MEMBANGUN JAWA TIMUR DENGAN VISI

Dalam dua hari, 28 dan 29 September 2010, saya memperoleh kesempatan mendengarkan pidato Gubernur Jawa Timur, Dr. Soekarwo, yang terkenal dengan sebutan Pak De. Yang pertama ketika beliau memberikan sambutan atas pelantikan Walikota dan Wakil Walikota Surabaya, Ir. Tri Rismaharini, MT dan Drs. Bambang Dwi Hartono, MPd dan yang kedua dalam forum sosialisasi anggaran dan program Pemerintah Jawa Timur tahun 2011 yang dihadiri oleh seluruh Bupati se Jawa Timur, Kepala Bappeda dan SKPD, akademisi, LSM dan Mahasiswa.

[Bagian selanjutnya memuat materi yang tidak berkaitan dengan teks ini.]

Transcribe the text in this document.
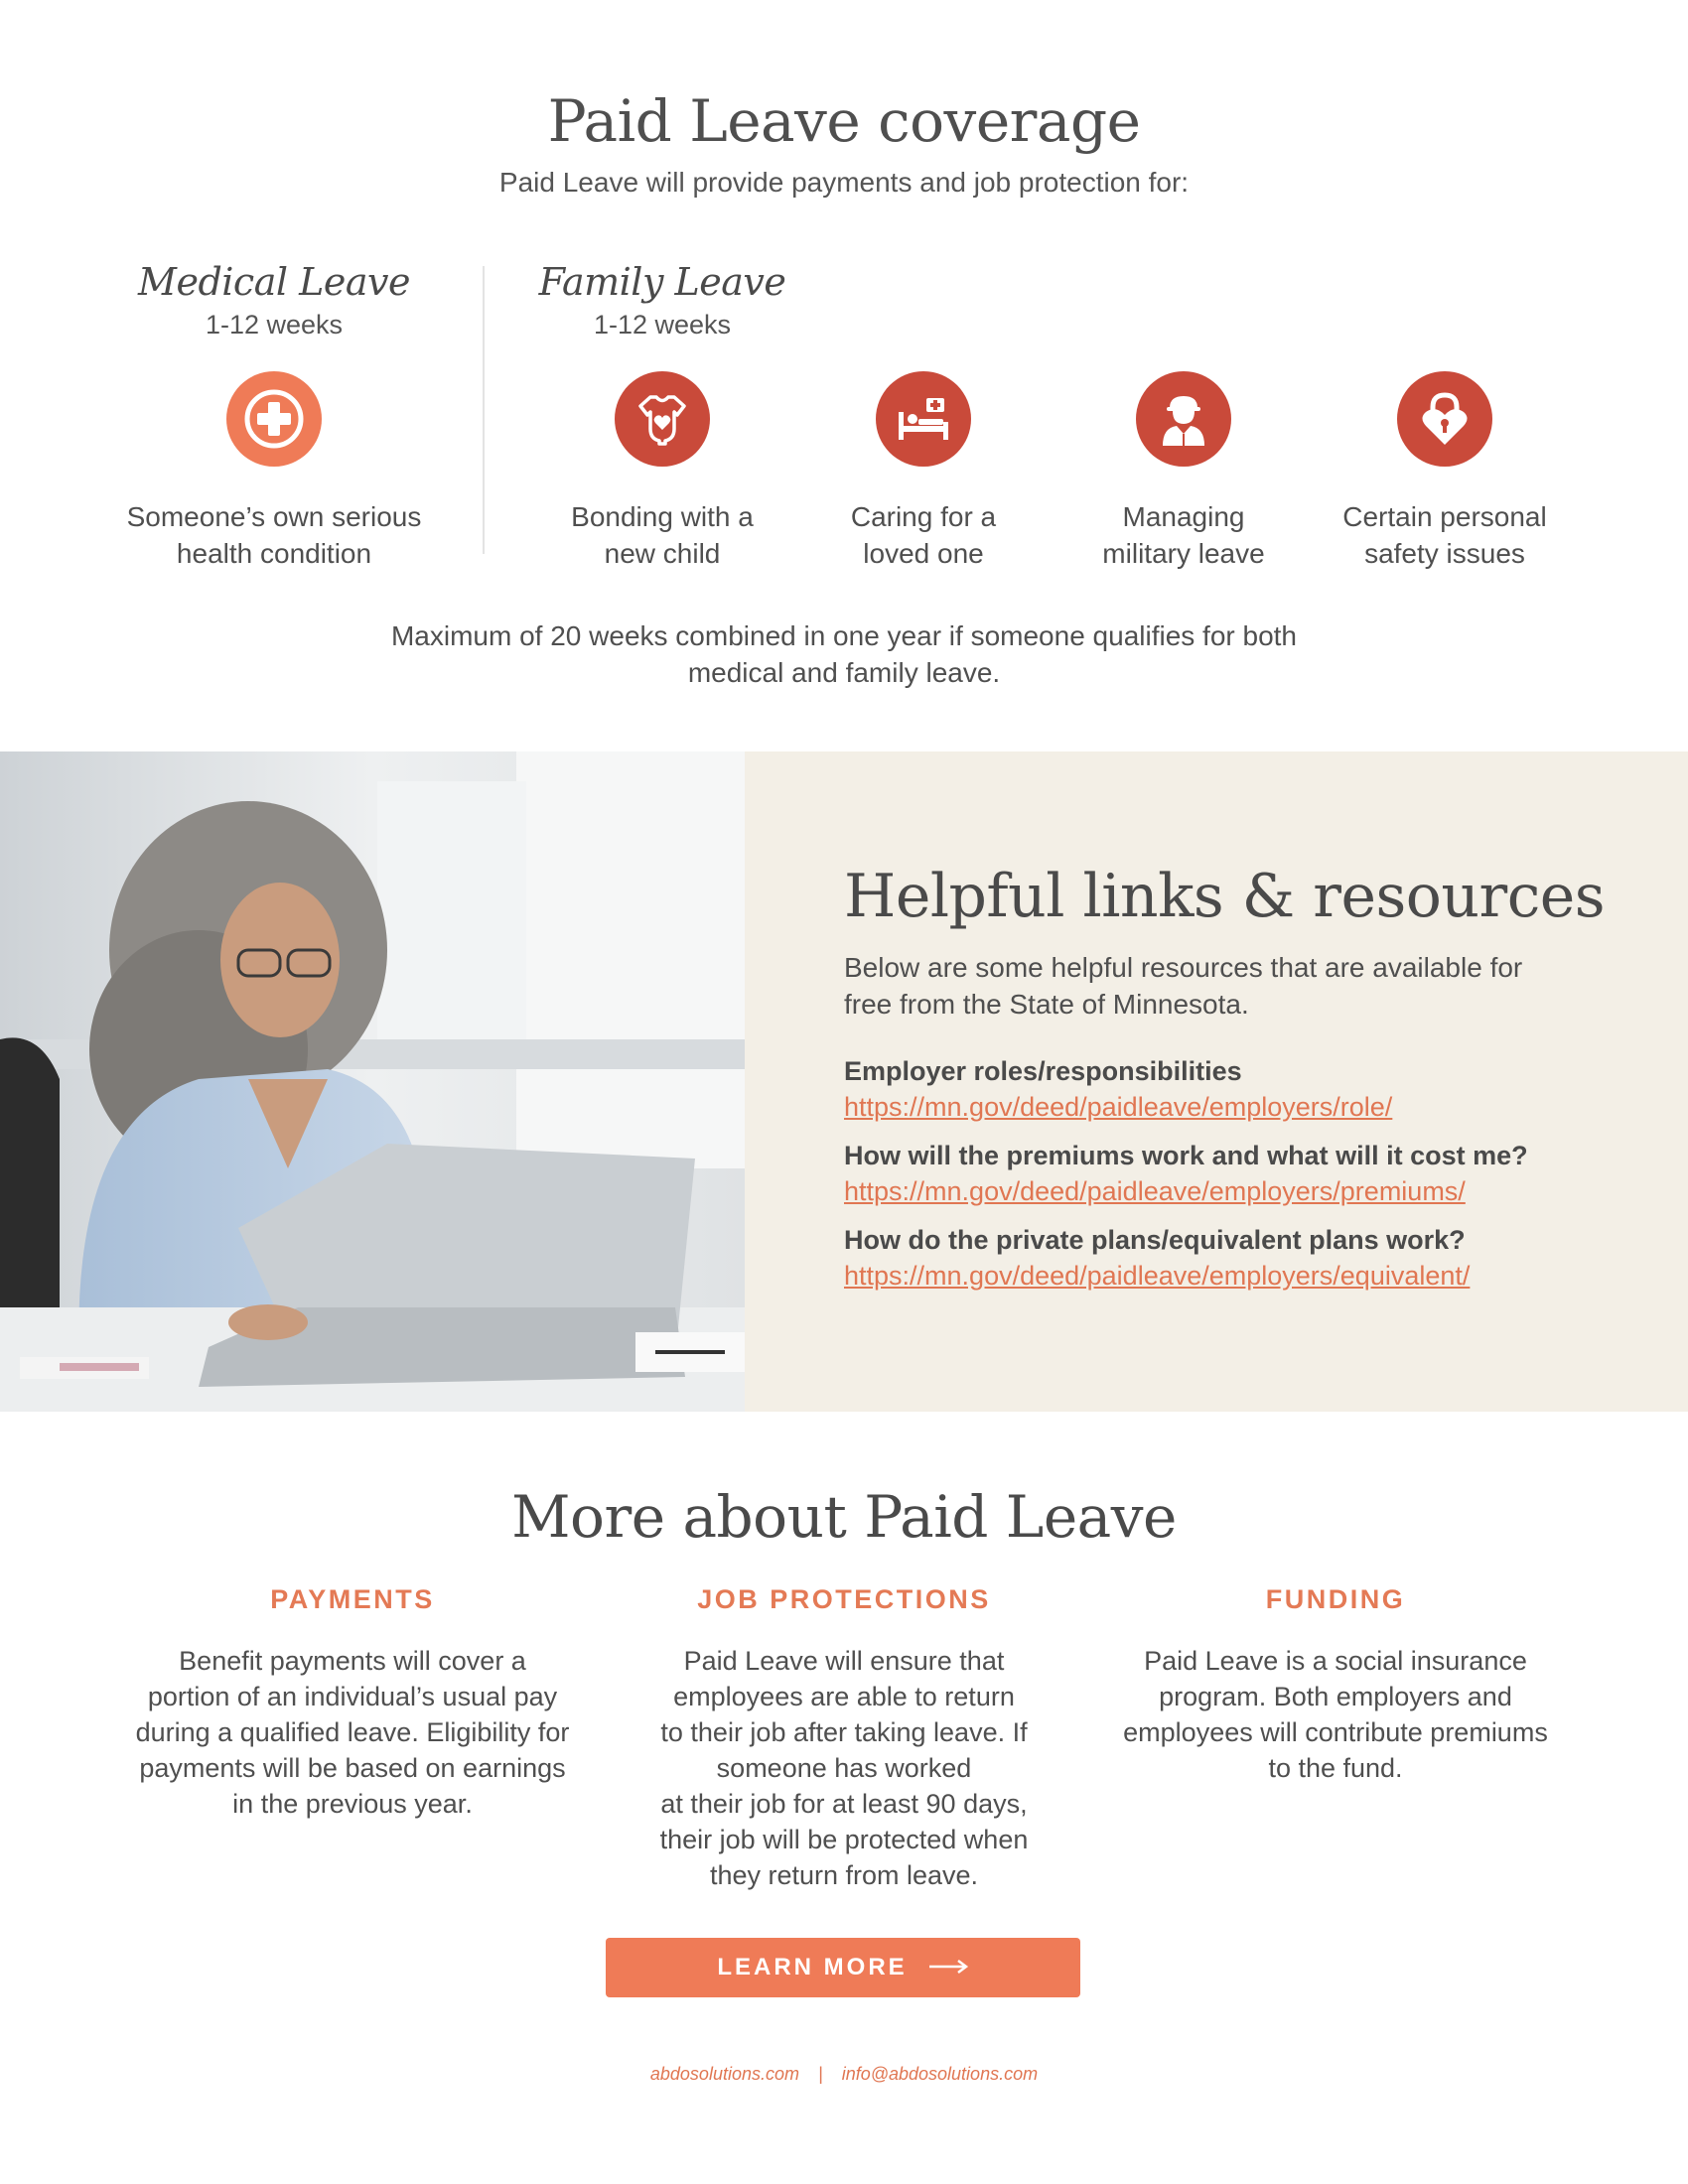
Paid Leave coverage
Paid Leave will provide payments and job protection for:
Medical Leave
1-12 weeks
Family Leave
1-12 weeks
Someone’s own serious
health condition
Bonding with a
new child
Caring for a
loved one
Managing
military leave
Certain personal
safety issues
Maximum of 20 weeks combined in one year if someone qualifies for both
medical and family leave.
Helpful links & resources
Below are some helpful resources that are available for
free from the State of Minnesota.
Employer roles/responsibilities
https://mn.gov/deed/paidleave/employers/role/
How will the premiums work and what will it cost me?
https://mn.gov/deed/paidleave/employers/premiums/
How do the private plans/equivalent plans work?
https://mn.gov/deed/paidleave/employers/equivalent/
More about Paid Leave
PAYMENTS
Benefit payments will cover a
portion of an individual’s usual pay
during a qualified leave. Eligibility for
payments will be based on earnings
in the previous year.
JOB PROTECTIONS
Paid Leave will ensure that
employees are able to return
to their job after taking leave. If
someone has worked
at their job for at least 90 days,
their job will be protected when
they return from leave.
FUNDING
Paid Leave is a social insurance
program. Both employers and
employees will contribute premiums
to the fund.
LEARN MORE
abdosolutions.com | info@abdosolutions.com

Pak De memaparkan beberapa hal yang sangat mendasar tentang bagaimana membangun Jawa Timur dengan semangat yang sangat tinggi. Mendengarkan pidatonya yang selalu menggunakan angka-angka statistik dan kemudian prediksi-prediksinya tentang bagaimana semestinya Jawa Timur ke depan, saya teringat dengan pidato-pidatonya Presiden Soeharto di masa lalu. Hanya saja, jika Presiden Soeharto berpidato dengan sangat serius sebagai ciri khas militer, sedangkan Pak De memadukan cara berpidato dengan ungkapan data tetapi dipadukan dengan gaya seorang Da’i yang juga memberikan hiburan.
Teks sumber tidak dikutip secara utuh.